Lo scorso 31 gennaio abbiamo festeggiato don Bosco e, come salesiano, provo la gioia di comunicarvi alcuni dei sentimenti vissuti in quel giorno.
Con il cuore sono andato agli oratori che portano il nome del Santo, a tutti gli oratori dedicati ad altri santi e ai tanti giovani che in essi trovano uno spazio di amicizia, dove fare esperienze forti di gioco, di allegria, di Chiesa, di Gesù Cristo. Mi sono sentito vicino ai giovani preti, che vivono i primi anni di vita pastorale in oratorio, sui campi da gioco, nella vita di gruppo e di associazione, con risultati a volte aridi, in zone di periferia o in ambienti, dove i ragazzi e i giovani sono distratti dalle luci del consumismo.
Come non essere solidali con loro, come non sostenerli, là dove ancora ci sono? Se fossi eletto presidente della Provincia o della Regione - non voglio esagerare nei miei sogni - darei una benemerenza, un cavalierato, una commenda a tutti coloro che lavorano in oratorio così come la darei a tutti gli sposi, che hanno avuto il coraggio di mettere al mondo dei figli e la pazienza di accompagnarli nella loro crescita.
Parte consistente del bilancio la investirei nella scuola, negli oratori, nelle associazioni e movimenti, che hanno seri progetti di formazione. Nella mia esperienza in terra reggiana, all’oratorio godevo di un forte finanziamento del Comune per le attività educative che svolgeva a favore dei ragazzi poveri, in difficoltà: era un contributo che mi permetteva di assumere a tempo pieno 7 educatori professionali!
La festa di don Bosco, per noi adulti, è quindi un richiamo forte all’educare per rispondere all’emergenza giovani, che molti lamentano. Educare come don Bosco vuol dire impegnare il proprio cuore, perché i rapporti veri nascono attraverso il linguaggio del cuore; significa usare la ragione, per motivare, dialogare, ricercare insieme le giuste dritte per vivere tra la gente, orientare la propria vita, capire il senso delle norme per tradurle nelle scelte del quotidiano; educare come don Bosco è educare come “Dio educa il suo popolo”.

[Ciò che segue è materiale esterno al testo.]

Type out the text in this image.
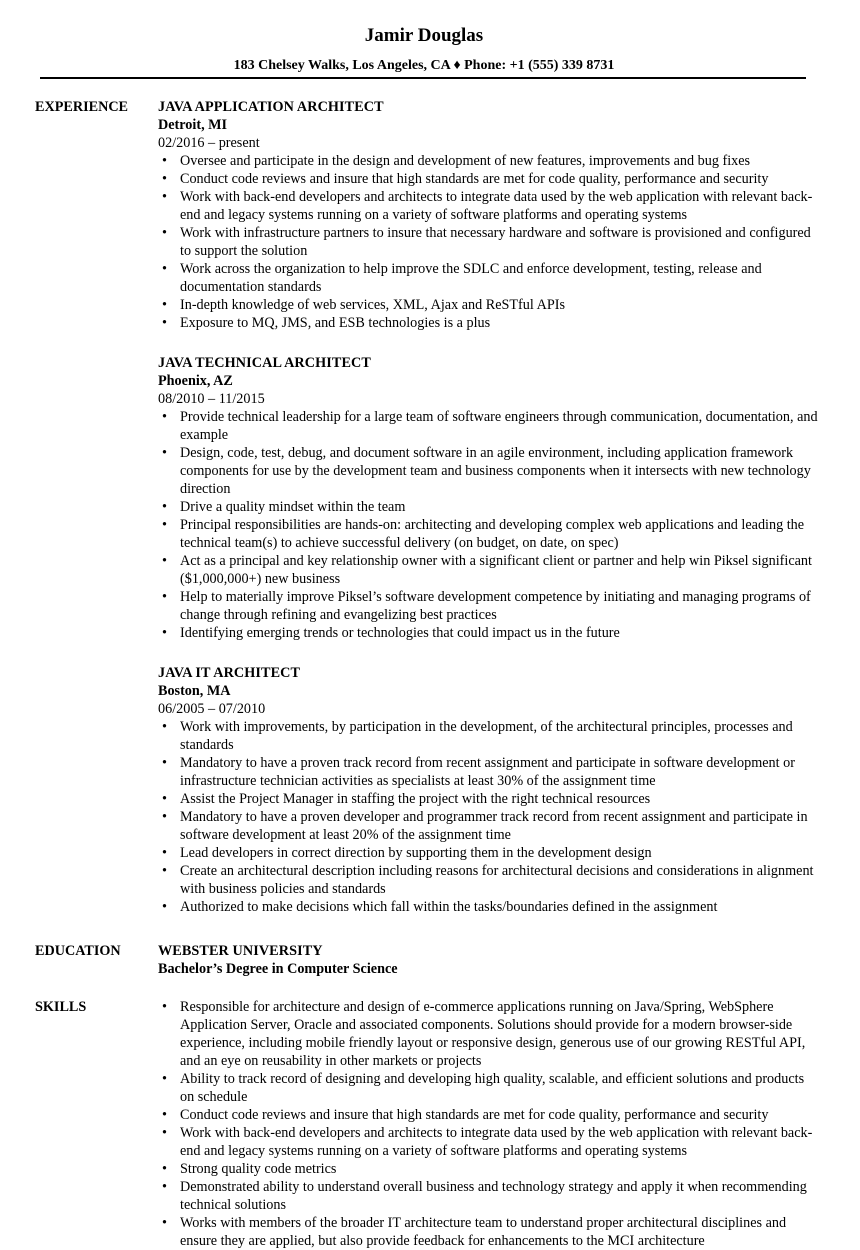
Jamir Douglas
183 Chelsey Walks, Los Angeles, CA ♦ Phone: +1 (555) 339 8731
EXPERIENCE JAVA APPLICATION ARCHITECT
Detroit, MI
02/2016 – present
• Oversee and participate in the design and development of new features, improvements and bug fixes
• Conduct code reviews and insure that high standards are met for code quality, performance and security
• Work with back-end developers and architects to integrate data used by the web application with relevant back-end and legacy systems running on a variety of software platforms and operating systems
• Work with infrastructure partners to insure that necessary hardware and software is provisioned and configured to support the solution
• Work across the organization to help improve the SDLC and enforce development, testing, release and documentation standards
• In-depth knowledge of web services, XML, Ajax and ReSTful APIs
• Exposure to MQ, JMS, and ESB technologies is a plus
JAVA TECHNICAL ARCHITECT
Phoenix, AZ
08/2010 – 11/2015
• Provide technical leadership for a large team of software engineers through communication, documentation, and example
• Design, code, test, debug, and document software in an agile environment, including application framework components for use by the development team and business components when it intersects with new technology direction
• Drive a quality mindset within the team
• Principal responsibilities are hands-on: architecting and developing complex web applications and leading the technical team(s) to achieve successful delivery (on budget, on date, on spec)
• Act as a principal and key relationship owner with a significant client or partner and help win Piksel significant ($1,000,000+) new business
• Help to materially improve Piksel’s software development competence by initiating and managing programs of change through refining and evangelizing best practices
• Identifying emerging trends or technologies that could impact us in the future
JAVA IT ARCHITECT
Boston, MA
06/2005 – 07/2010
• Work with improvements, by participation in the development, of the architectural principles, processes and standards
• Mandatory to have a proven track record from recent assignment and participate in software development or infrastructure technician activities as specialists at least 30% of the assignment time
• Assist the Project Manager in staffing the project with the right technical resources
• Mandatory to have a proven developer and programmer track record from recent assignment and participate in software development at least 20% of the assignment time
• Lead developers in correct direction by supporting them in the development design
• Create an architectural description including reasons for architectural decisions and considerations in alignment with business policies and standards
• Authorized to make decisions which fall within the tasks/boundaries defined in the assignment
EDUCATION	WEBSTER UNIVERSITY
Bachelor’s Degree in Computer Science
SKILLS
•	Responsible for architecture and design of e-commerce applications running on Java/Spring, WebSphere Application Server, Oracle and associated components. Solutions should provide for a modern browser-side experience, including mobile friendly layout or responsive design, generous use of our growing RESTful API, and an eye on reusability in other markets or projects
• Ability to track record of designing and developing high quality, scalable, and efficient solutions and products on schedule
• Conduct code reviews and insure that high standards are met for code quality, performance and security
• Work with back-end developers and architects to integrate data used by the web application with relevant back-end and legacy systems running on a variety of software platforms and operating systems
• Strong quality code metrics
• Demonstrated ability to understand overall business and technology strategy and apply it when recommending technical solutions
• Works with members of the broader IT architecture team to understand proper architectural disciplines and ensure they are applied, but also provide feedback for enhancements to the MCI architecture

Bellissima quella lettera del Cardinal Martini, ripresa poi in “Itinerari educativi” e in “Educare ancora?”. Forti i richiami del nostro Cardinale Dionigi, che più volte ha sottolineato l’importanza degli oratori e ha assegnato alle famiglie il compito di sostenerli e di educare alla fede.
E’ l’amore educativo di don Bosco da ritrovare, sempre attuale, affondando le sue radici nel Vangelo. E’ la bontà e l’amorevolezza di chi sa accogliere, senza giudicare; perdonare, senza condannare; incoraggiare, senza perdere la speranza; proporre itinerari forti, rendendo protagonisti i giovani, aiutandoli a sentirsi utili, a dare senso alla propria vita, incontrando l’Amore di Dio.
Il Papa Benedetto ci ricorda infine che “educare non è mai stato facile, e oggi sembra diventare sempre più difficile…E’ forte certamente, sia tra i genitori che tra gli insegnanti e, in genere, tra gli educatori, la tentazione di rinunciare… Non temete! Tutte queste difficoltà non sono insormontabili”, invitandoci a scoprire la speranza: “l’anima dell’educazione, come dell’intera vita, può essere solo una speranza affidabile. Oggi la nostra speranza è insidiata da molte parti e rischiamo di diventare anche noi, come gli antichi pagani, uomini senza speranza e senza Dio in questo mondo come scriveva l’apostolo Paolo ai cristiani di Efeso (Ef. 2,12). Proprio da qui nasce la difficoltà forse più profonda per una vera opera educativa, alla radice della quale c’è infatti una crisi di fiducia nella vita”.